Sa situation financière est la suivante :
Salaire : 1705 euros
Prime d’activité : 48,49 euros
Allocation logement : 197,20 euros
Soit un total de : 1945,69 euros
Au titre des charges actualisées pour l’année 2025, il est tenu compte d’un barème de 876 euros pour une personne seule (outre 307 euros supplémentaire par codébiteur ou personne à charge), recouvrant l’alimentation, les transports, l’habillement les mutuelles/assurances, les charges dites d’habitation (énergie, téléphone…) et les charges de chauffage.
Si les dépenses exposées à ces titres dépassent les sommes forfaitairement retenues, un surcoût peut être comptabilisé sur production de justificatifs.
Ces montants sont, le cas échéant majorés des postes suivants, sur justificatifs : loyer, impôts, frais de garde, pensions versées et toute autre charge particulière justifiée.

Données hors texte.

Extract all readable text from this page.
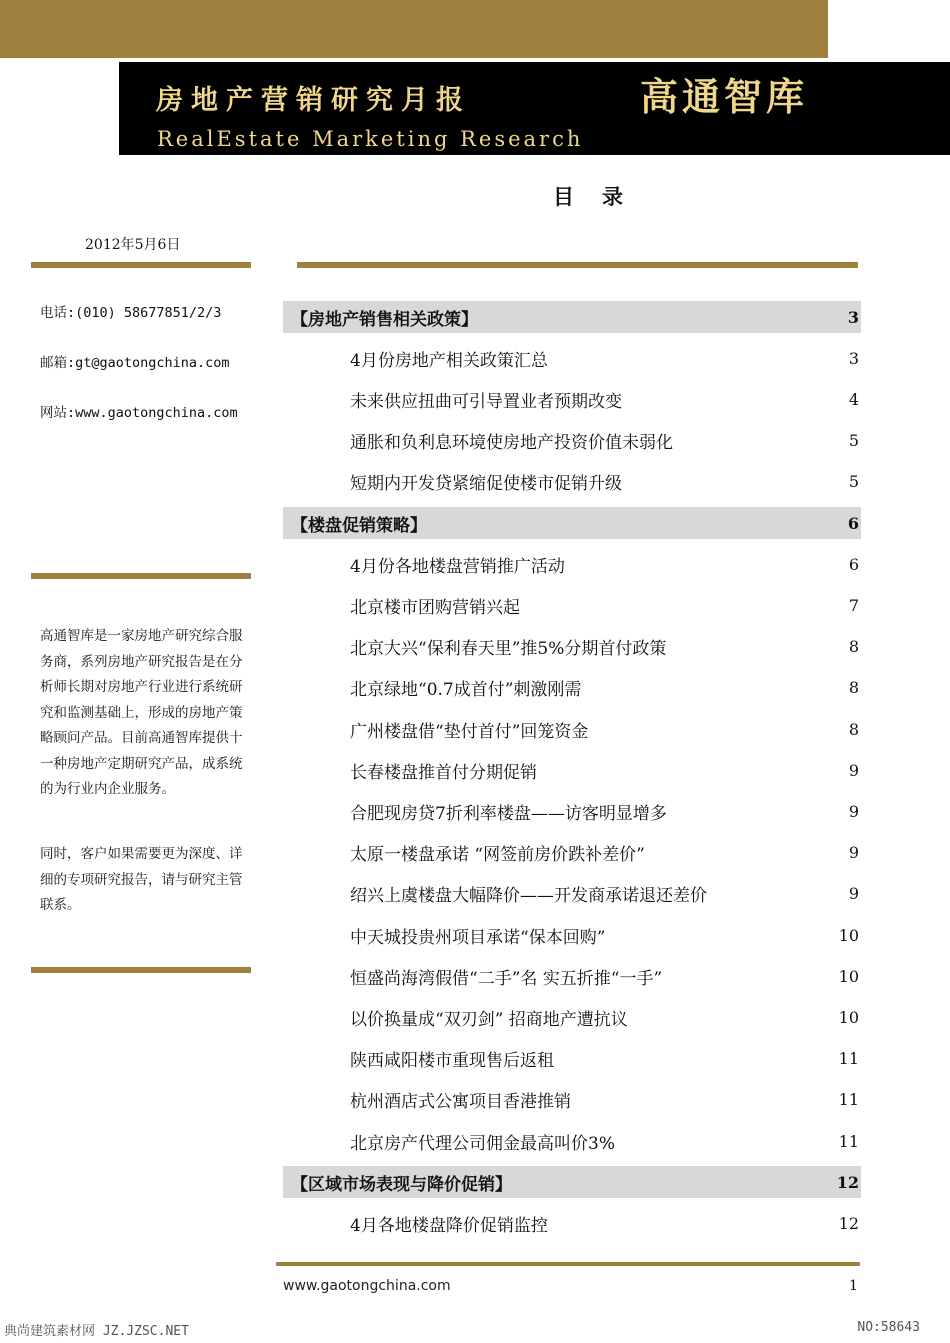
房地产营销研究月报	高通智库
RealEstate Marketing Research
目录
2012年5月6日
电话:(010) 58677851/2/3
邮箱:gt@gaotongchina.com
网站:www.gaotongchina.com
高通智库是一家房地产研究综合服务商，系列房地产研究报告是在分析师长期对房地产行业进行系统研究和监测基础上，形成的房地产策略顾问产品。目前高通智库提供十一种房地产定期研究产品，成系统的为行业内企业服务。
同时，客户如果需要更为深度、详细的专项研究报告，请与研究主管联系。
【房地产销售相关政策】	3
4月份房地产相关政策汇总	3
未来供应扭曲可引导置业者预期改变	4
通胀和负利息环境使房地产投资价值未弱化	5
短期内开发贷紧缩促使楼市促销升级	5
【楼盘促销策略】	6
4月份各地楼盘营销推广活动	6
北京楼市团购营销兴起	7
北京大兴“保利春天里”推5%分期首付政策	8
北京绿地“0.7成首付”刺激刚需	8
广州楼盘借“垫付首付”回笼资金	8
长春楼盘推首付分期促销	9
合肥现房贷7折利率楼盘——访客明显增多	9
太原一楼盘承诺 “网签前房价跌补差价”	9
绍兴上虞楼盘大幅降价——开发商承诺退还差价	9
中天城投贵州项目承诺“保本回购”	10
恒盛尚海湾假借“二手”名 实五折推“一手”	10
以价换量成“双刃剑” 招商地产遭抗议	10
陕西咸阳楼市重现售后返租	11
杭州酒店式公寓项目香港推销	11
北京房产代理公司佣金最高叫价3%	11
【区域市场表现与降价促销】	12
4月各地楼盘降价促销监控	12
www.gaotongchina.com	1
典尚建筑素材网 JZ.JZSC.NET	NO:58643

Mme [N] [K] a deux enfants à charge, en résidence alternée, et doit faire face aux dépenses suivantes :
Loyer : 514,20 euros
Frais mesure de protection : 1,83 euros
Forfait charges courantes : 1183 euros
Frais de scolarité : 66,67 euros
Soit un total de : 1765,70 euros
Ainsi, en retenant une fourchette moyenne basse de revenus :
— La part maximum légale à consacrer au remboursement (par référence au barème des quotités saisissables) est de 441,94 euros.

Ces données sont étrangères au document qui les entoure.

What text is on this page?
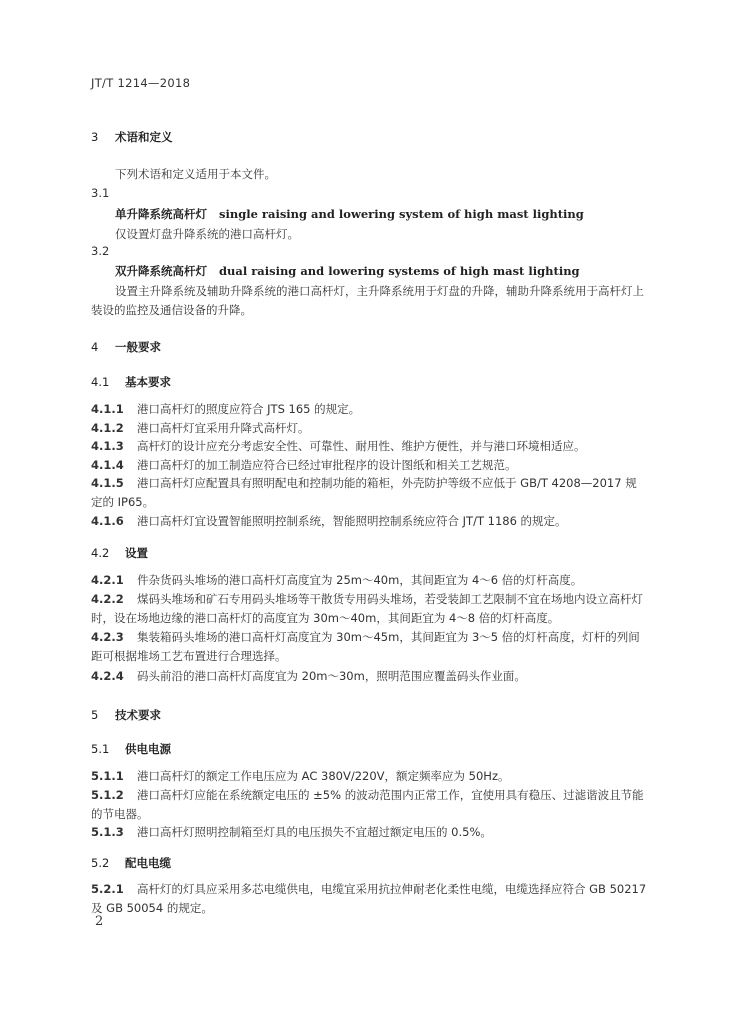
JT/T 1214—2018
3 术语和定义
下列术语和定义适用于本文件。
3.1
单升降系统高杆灯 single raising and lowering system of high mast lighting
仅设置灯盘升降系统的港口高杆灯。
3.2
双升降系统高杆灯 dual raising and lowering systems of high mast lighting
设置主升降系统及辅助升降系统的港口高杆灯，主升降系统用于灯盘的升降，辅助升降系统用于高杆灯上装设的监控及通信设备的升降。
4 一般要求
4.1 基本要求
4.1.1 港口高杆灯的照度应符合 JTS 165 的规定。
4.1.2 港口高杆灯宜采用升降式高杆灯。
4.1.3 高杆灯的设计应充分考虑安全性、可靠性、耐用性、维护方便性，并与港口环境相适应。
4.1.4 港口高杆灯的加工制造应符合已经过审批程序的设计图纸和相关工艺规范。
4.1.5 港口高杆灯应配置具有照明配电和控制功能的箱柜，外壳防护等级不应低于 GB/T 4208—2017 规定的 IP65。
4.1.6 港口高杆灯宜设置智能照明控制系统，智能照明控制系统应符合 JT/T 1186 的规定。
4.2 设置
4.2.1 件杂货码头堆场的港口高杆灯高度宜为 25m～40m，其间距宜为 4～6 倍的灯杆高度。
4.2.2 煤码头堆场和矿石专用码头堆场等干散货专用码头堆场，若受装卸工艺限制不宜在场地内设立高杆灯时，设在场地边缘的港口高杆灯的高度宜为 30m～40m，其间距宜为 4～8 倍的灯杆高度。
4.2.3 集装箱码头堆场的港口高杆灯高度宜为 30m～45m，其间距宜为 3～5 倍的灯杆高度，灯杆的列间距可根据堆场工艺布置进行合理选择。
4.2.4 码头前沿的港口高杆灯高度宜为 20m～30m，照明范围应覆盖码头作业面。
5 技术要求
5.1 供电电源
5.1.1 港口高杆灯的额定工作电压应为 AC 380V/220V，额定频率应为 50Hz。
5.1.2 港口高杆灯应能在系统额定电压的 ±5% 的波动范围内正常工作，宜使用具有稳压、过滤谐波且节能的节电器。
5.1.3 港口高杆灯照明控制箱至灯具的电压损失不宜超过额定电压的 0.5%。
5.2 配电电缆
5.2.1 高杆灯的灯具应采用多芯电缆供电，电缆宜采用抗拉伸耐老化柔性电缆，电缆选择应符合 GB 50217 及 GB 50054 的规定。
2
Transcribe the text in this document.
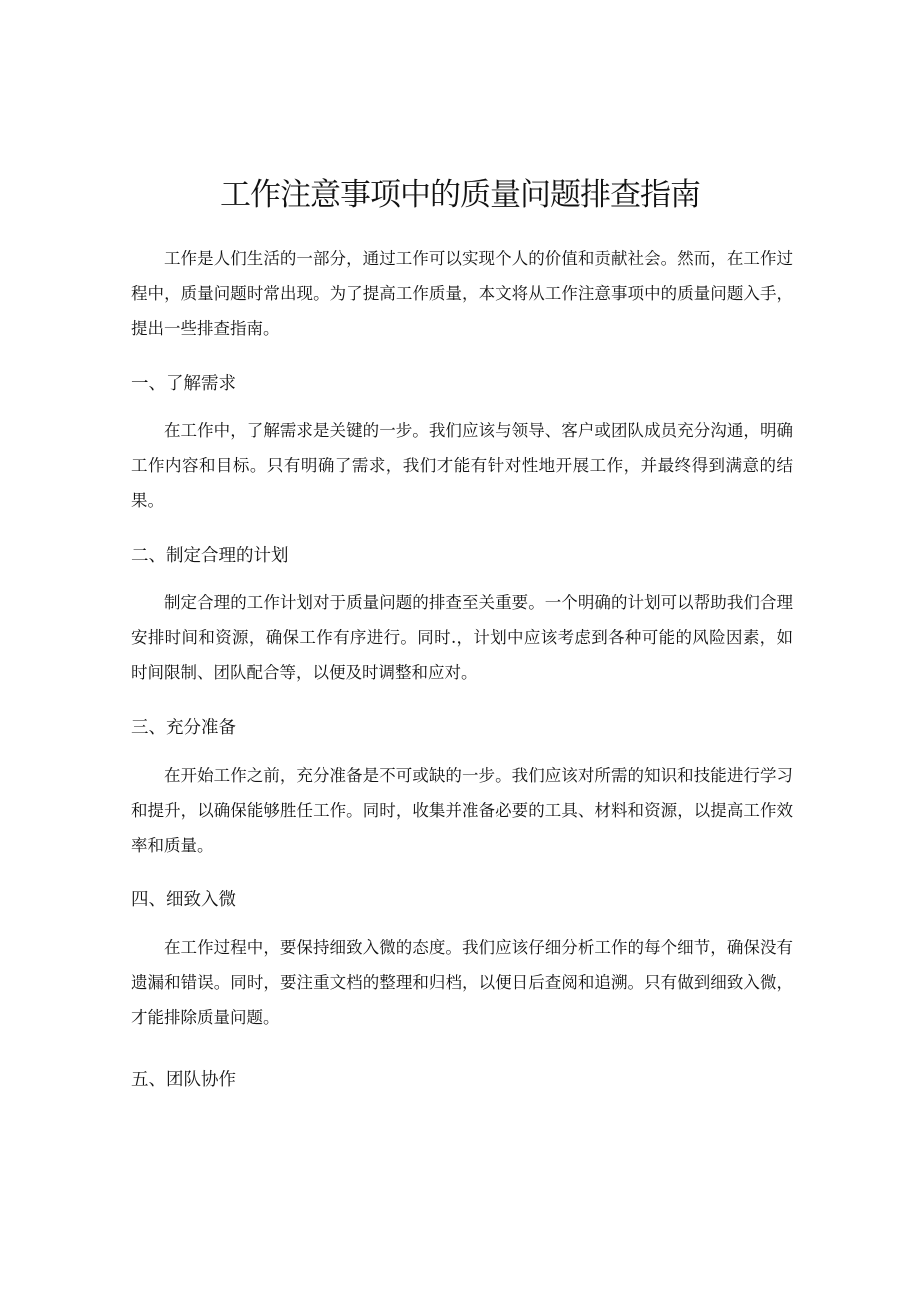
工作注意事项中的质量问题排查指南

工作是人们生活的一部分，通过工作可以实现个人的价值和贡献社会。然而，在工作过程中，质量问题时常出现。为了提高工作质量，本文将从工作注意事项中的质量问题入手，提出一些排查指南。

一、了解需求

在工作中，了解需求是关键的一步。我们应该与领导、客户或团队成员充分沟通，明确工作内容和目标。只有明确了需求，我们才能有针对性地开展工作，并最终得到满意的结果。

二、制定合理的计划

制定合理的工作计划对于质量问题的排查至关重要。一个明确的计划可以帮助我们合理安排时间和资源，确保工作有序进行。同时.，计划中应该考虑到各种可能的风险因素，如时间限制、团队配合等，以便及时调整和应对。

三、充分准备

在开始工作之前，充分准备是不可或缺的一步。我们应该对所需的知识和技能进行学习和提升，以确保能够胜任工作。同时，收集并准备必要的工具、材料和资源，以提高工作效率和质量。

四、细致入微

在工作过程中，要保持细致入微的态度。我们应该仔细分析工作的每个细节，确保没有遗漏和错误。同时，要注重文档的整理和归档，以便日后查阅和追溯。只有做到细致入微，才能排除质量问题。

五、团队协作
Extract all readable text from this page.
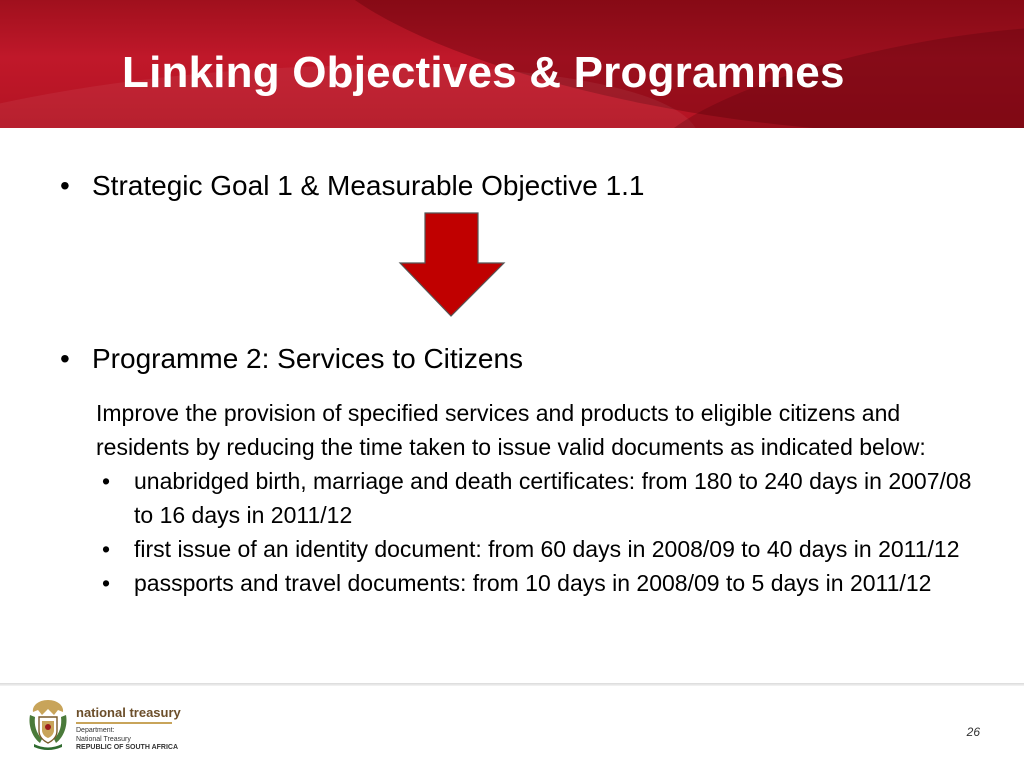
Linking Objectives & Programmes
• Strategic Goal 1 & Measurable Objective 1.1
• Programme 2: Services to Citizens
Improve the provision of specified services and products to eligible citizens and residents by reducing the time taken to issue valid documents as indicated below:
• unabridged birth, marriage and death certificates: from 180 to 240 days in 2007/08 to 16 days in 2011/12
• first issue of an identity document: from 60 days in 2008/09 to 40 days in 2011/12
• passports and travel documents: from 10 days in 2008/09 to 5 days in 2011/12
national treasury
Department:
National Treasury
REPUBLIC OF SOUTH AFRICA
26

— la différence « ressources – charges » est de 179,99 euros.
Elle ne dispose d’aucun patrimoine.
Il ressort de l’ensemble de ces éléments que Mme [K] dispose d’une capacité de paiement.
Ainsi, la mise en oeuvre des mesures de traitement du surendettement prévues par les articles L. 733-1 et suivants du code de la consommation n’apparaît pas manifestement impossible et il ne peut être considéré que la situation de la débitrice serait irrémédiablement compromise au sens de l’article 724-1 du code de la consommation.
Il convient en conséquence, en application du 4e alinéa de l’article L. 741-6 du code de la consommation, de renvoyer le dossier de Mme [N] [K] à la [7].
PAR CES MOTIFS
Le Juge des contentieux de la protection, statuant après débats en audience publique, par jugement réputé contradictoire et en premier ressort, mis à la disposition du public par le greffe,
DECLARE le recours de [8] recevable en la forme,
CONSTATE que la situation de Mme [N] [K] n’est pas irrémédiablement compromise,
RENVOIE le dossier à la [7] pour qu’elle mette en oeuvre les mesures prévues aux articles L. 733-1 et suivants du code de la consommation au profit de Mme [N] [K],
RAPPELLE que la présente décision est de plein droit immédiatement exécutoire en application de l’article R. 713-10 du code de la consommation,
LAISSE les frais et dépens de l’instance à la charge du Trésor public.
Ainsi fait, jugé et mis à disposition au greffe de la juridiction les jours, mois et an susdits. En foi de quoi le présent jugement a été signé par le Juge des contentieux de la protection et le greffier.